Under William A. Patterson’s leadership from 1934 to 1966, United Air Lines (United Airlines after 1975) excelled at developing domestic service. Its pioneering coast-to-coast route from New York to San Francisco via Chicago became United’s signature “Main Line.” Its Mainliner fleet of propeller aircraft crisscrossed the country from border-to-border carrying ever-increasing passenger numbers as air travel rivaled the railroads, and the silver airplanes with red, white, and blue markings became familiar sights in the sky and on the tarmac at airports across the land.
United’s service extended to Hawai’i in 1947 and across the Pacific in the 1980s. By the 1990s, the airline was a major international carrier with a worldwide system and customer base. Mergers and acquisitions included Capital Airlines in 1961 and Continental Airlines in 2010. Today, United’s 88,000 employees serve more than 100 million passengers annually with flights to over 1,000 destinations.

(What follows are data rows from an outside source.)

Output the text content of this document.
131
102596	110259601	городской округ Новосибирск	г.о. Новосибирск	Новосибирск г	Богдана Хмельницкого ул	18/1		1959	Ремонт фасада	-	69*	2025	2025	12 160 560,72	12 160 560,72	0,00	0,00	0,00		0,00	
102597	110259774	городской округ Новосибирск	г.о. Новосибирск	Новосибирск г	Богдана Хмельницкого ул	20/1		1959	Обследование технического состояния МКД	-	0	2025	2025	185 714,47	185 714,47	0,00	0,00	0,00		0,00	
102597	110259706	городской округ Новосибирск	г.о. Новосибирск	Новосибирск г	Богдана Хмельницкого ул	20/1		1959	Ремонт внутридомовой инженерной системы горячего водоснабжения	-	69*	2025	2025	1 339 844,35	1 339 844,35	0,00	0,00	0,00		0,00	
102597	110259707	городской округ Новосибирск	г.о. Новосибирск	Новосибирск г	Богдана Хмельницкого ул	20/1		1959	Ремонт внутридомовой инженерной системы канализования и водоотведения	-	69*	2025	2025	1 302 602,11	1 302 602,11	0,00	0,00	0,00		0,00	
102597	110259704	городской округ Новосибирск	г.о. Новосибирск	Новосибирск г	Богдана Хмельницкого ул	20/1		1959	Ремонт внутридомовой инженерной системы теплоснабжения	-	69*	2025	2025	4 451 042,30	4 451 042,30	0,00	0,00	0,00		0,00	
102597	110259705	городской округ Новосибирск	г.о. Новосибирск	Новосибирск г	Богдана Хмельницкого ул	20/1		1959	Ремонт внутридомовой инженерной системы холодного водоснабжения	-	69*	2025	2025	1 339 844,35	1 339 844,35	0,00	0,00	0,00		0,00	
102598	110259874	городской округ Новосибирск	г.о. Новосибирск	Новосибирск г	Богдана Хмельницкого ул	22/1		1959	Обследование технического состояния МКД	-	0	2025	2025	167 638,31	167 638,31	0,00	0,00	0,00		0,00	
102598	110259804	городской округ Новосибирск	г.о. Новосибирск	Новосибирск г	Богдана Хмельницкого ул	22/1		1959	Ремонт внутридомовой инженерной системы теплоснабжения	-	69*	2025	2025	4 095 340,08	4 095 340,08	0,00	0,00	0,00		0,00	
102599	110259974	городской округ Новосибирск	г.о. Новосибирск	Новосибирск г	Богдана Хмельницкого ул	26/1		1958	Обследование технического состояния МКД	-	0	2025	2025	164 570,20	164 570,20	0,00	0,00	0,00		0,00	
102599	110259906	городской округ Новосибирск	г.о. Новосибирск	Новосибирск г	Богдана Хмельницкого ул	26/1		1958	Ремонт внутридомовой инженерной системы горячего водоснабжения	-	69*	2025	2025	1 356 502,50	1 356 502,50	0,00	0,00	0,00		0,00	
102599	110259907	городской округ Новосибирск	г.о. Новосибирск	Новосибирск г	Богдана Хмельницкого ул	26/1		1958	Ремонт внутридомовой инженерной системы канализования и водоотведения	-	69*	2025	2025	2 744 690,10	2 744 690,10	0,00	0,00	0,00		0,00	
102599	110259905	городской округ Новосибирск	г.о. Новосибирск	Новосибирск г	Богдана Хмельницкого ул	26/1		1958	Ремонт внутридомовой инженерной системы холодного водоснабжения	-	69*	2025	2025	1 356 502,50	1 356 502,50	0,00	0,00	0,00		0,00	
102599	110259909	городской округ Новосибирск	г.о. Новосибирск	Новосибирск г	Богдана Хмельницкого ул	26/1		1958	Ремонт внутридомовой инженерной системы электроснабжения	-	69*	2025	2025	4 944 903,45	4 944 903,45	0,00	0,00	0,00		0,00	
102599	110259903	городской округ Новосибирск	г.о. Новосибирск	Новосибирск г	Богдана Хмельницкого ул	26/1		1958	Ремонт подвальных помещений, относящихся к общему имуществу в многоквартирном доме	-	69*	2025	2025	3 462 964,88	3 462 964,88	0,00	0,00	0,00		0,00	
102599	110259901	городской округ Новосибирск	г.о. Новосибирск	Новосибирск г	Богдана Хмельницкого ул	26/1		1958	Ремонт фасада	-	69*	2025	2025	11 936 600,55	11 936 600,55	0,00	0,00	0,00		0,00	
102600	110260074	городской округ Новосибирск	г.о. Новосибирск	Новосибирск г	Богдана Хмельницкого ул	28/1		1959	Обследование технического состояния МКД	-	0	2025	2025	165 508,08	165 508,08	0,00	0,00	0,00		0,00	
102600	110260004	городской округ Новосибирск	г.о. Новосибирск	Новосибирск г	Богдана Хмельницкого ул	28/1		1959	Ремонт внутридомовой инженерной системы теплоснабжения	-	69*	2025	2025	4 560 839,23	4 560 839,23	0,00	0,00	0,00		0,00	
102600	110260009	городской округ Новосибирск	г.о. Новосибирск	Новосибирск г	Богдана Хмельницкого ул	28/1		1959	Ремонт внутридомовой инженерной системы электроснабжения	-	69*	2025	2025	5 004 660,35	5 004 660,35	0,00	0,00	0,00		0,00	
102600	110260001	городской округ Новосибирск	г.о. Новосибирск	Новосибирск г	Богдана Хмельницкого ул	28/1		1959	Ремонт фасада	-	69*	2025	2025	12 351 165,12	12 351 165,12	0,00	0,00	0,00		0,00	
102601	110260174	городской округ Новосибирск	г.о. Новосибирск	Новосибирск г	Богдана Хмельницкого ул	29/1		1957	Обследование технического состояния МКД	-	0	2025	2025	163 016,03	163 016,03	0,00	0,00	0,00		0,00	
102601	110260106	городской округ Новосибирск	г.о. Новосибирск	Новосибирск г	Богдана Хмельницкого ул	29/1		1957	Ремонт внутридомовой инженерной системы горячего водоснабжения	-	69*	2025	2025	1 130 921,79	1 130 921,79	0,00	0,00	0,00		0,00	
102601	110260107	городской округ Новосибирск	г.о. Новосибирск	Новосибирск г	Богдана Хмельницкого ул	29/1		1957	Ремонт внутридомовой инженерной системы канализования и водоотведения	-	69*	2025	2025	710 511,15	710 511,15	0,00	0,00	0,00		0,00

Flying the Main Line explores the company history from its origins in the biplane and prewar piston-engine eras, with an emphasis on the formative Mainliner decades, through the jet age of global expansion to the present day, including the recently introduced United Polaris service. The exhibition presents over three hundred artifacts and images from SFO Museum, and generous loans from the United Airlines Archives and the United Airlines Historical Foundation.